ZOBACZ WIDEO Żużel. #MagazynBezHamulców. Prezes Włókniarza w ogniu pytań o Drabika, Cieślaka i Doyle’a

W tle można zauważyć kandydata na gwiazdę. Istnieje możliwość, że Wilbur Hancock  będzie kontynuował dzieło swojego ojca. - Wcześniej nie zwróciłem na to uwagi, ale myślę, że jest to warte podkreślenia. Być może nazwisko Hancock nie zniknie na zawsze z tego sportu, tylko będzie trzeba chwilkę poczekać. Żużel na światowym poziomie można uprawiać tylko w Europie, a kontakty Grega są fantastyczne. Wystarczy tylko coś o nim wspomnieć i wszystko jest jasne. Dzięki swojej karierze otworzył Wilburowi mnóstwo drzwi i możliwości.

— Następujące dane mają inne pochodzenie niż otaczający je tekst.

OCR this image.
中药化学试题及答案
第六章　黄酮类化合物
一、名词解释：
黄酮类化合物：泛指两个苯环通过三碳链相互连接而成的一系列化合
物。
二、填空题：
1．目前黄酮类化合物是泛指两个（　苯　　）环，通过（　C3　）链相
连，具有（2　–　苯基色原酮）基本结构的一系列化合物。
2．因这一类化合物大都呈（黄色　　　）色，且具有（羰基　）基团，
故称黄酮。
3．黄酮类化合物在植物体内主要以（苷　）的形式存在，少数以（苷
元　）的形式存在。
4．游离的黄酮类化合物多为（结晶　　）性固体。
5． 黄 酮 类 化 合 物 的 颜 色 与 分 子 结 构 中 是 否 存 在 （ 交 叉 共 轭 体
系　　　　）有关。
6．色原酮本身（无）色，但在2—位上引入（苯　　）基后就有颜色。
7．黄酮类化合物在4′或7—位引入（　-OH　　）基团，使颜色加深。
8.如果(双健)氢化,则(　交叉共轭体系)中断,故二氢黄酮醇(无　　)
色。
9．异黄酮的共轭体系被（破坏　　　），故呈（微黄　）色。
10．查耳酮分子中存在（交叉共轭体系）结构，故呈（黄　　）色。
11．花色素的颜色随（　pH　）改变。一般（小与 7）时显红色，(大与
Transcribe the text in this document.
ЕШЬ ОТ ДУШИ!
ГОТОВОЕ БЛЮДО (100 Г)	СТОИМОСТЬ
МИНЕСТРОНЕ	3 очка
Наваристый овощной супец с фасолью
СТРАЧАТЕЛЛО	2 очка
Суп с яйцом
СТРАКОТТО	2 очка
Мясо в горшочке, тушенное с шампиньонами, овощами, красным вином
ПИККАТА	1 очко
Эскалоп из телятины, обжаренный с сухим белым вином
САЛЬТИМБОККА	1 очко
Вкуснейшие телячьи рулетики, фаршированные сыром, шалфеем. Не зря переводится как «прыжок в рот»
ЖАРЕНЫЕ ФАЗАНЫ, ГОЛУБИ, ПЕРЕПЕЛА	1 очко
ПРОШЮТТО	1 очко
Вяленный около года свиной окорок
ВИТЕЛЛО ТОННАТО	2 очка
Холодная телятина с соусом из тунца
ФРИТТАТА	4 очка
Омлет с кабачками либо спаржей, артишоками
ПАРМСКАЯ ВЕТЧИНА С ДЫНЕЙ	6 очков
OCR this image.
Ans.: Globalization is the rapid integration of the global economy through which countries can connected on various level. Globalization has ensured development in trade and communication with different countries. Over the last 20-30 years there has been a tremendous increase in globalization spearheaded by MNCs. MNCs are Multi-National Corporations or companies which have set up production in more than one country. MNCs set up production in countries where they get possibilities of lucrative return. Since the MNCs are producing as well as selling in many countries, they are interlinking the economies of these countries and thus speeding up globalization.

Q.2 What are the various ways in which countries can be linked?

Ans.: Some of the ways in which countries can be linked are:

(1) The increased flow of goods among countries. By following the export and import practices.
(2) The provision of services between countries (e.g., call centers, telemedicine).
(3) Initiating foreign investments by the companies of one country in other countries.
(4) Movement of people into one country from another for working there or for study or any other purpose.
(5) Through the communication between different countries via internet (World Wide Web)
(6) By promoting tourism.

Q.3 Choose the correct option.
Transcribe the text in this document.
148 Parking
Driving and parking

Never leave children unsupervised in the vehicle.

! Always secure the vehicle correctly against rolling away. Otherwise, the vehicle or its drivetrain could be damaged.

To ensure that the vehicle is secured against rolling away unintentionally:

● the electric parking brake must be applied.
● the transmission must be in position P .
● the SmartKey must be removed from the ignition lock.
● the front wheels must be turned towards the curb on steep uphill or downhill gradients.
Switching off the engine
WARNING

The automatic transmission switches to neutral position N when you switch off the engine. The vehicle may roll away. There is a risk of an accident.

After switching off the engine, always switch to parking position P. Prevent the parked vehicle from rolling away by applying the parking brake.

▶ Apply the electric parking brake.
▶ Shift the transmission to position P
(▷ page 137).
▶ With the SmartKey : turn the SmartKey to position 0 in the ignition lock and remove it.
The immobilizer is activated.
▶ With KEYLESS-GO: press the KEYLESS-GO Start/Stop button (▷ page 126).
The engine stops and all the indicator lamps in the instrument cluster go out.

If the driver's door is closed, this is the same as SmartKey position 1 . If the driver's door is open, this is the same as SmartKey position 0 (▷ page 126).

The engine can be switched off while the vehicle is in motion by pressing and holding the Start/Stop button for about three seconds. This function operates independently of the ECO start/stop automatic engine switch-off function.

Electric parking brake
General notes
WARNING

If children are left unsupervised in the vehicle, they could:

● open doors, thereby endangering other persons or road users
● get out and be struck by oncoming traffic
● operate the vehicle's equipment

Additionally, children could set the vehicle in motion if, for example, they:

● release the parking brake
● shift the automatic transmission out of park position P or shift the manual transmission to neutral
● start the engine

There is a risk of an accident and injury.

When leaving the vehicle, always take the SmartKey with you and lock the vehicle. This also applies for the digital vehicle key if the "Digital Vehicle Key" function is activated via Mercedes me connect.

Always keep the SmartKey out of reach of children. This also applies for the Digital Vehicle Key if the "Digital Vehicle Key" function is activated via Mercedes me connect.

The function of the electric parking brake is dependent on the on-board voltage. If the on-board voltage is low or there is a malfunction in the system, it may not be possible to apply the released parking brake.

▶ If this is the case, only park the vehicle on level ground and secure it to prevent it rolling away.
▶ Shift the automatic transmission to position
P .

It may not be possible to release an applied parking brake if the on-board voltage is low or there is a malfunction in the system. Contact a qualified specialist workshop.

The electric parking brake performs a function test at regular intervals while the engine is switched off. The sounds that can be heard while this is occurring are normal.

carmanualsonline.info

Jeżeli chłopak jeździ na 250-tkach i robi to z dobrym skutkiem, to posiadanie takiego człowieka jest czymś cennym - przyznaje.

Żużel nigdy nie był popularny w Stanach Zjednoczonych i raczej nigdy taki nie będzie. - To nie jest nawet namiastka tego, czym jest baseball w Polsce. Trudno zakładać, że czarny sport będzie się jakoś niesamowicie rozwijał, bo w tym kraju jest wszystko inaczej - sukcesy nie mają większego wpływu na to, co się w Stanach dzieje. Ani na gospodarkę, ani też na wybory prezydenckie. Amerykanie jakoś sobie z tym poradzą. To smutne, że nie są zainteresowani żużlem. Dla nich mistrzostwo NBA jest określane mistrzostwem świata. Trzeba czekać na młodego Hancocka, albo na inne nazwisko, które zakiełkuje w Europie - wyjaśnia nasz ekspert.

- Nie spodziewajmy się, że nagle pojawi się nam w Stanach zawodnik, z którym nie będziemy musieli przez kilka lat pracować w Europie. Jest to absolutnie niemożliwe. Prędzej dowiemy się o rozwoju amerykańskiego żużla, niż sami Amerykanie. Taka jest rzeczywistość. Potencjał weryfikuje tylko jazda w PGE Ekstralidze i zawodnicy w niej startujący. To kluczowa kwestia - analizuje.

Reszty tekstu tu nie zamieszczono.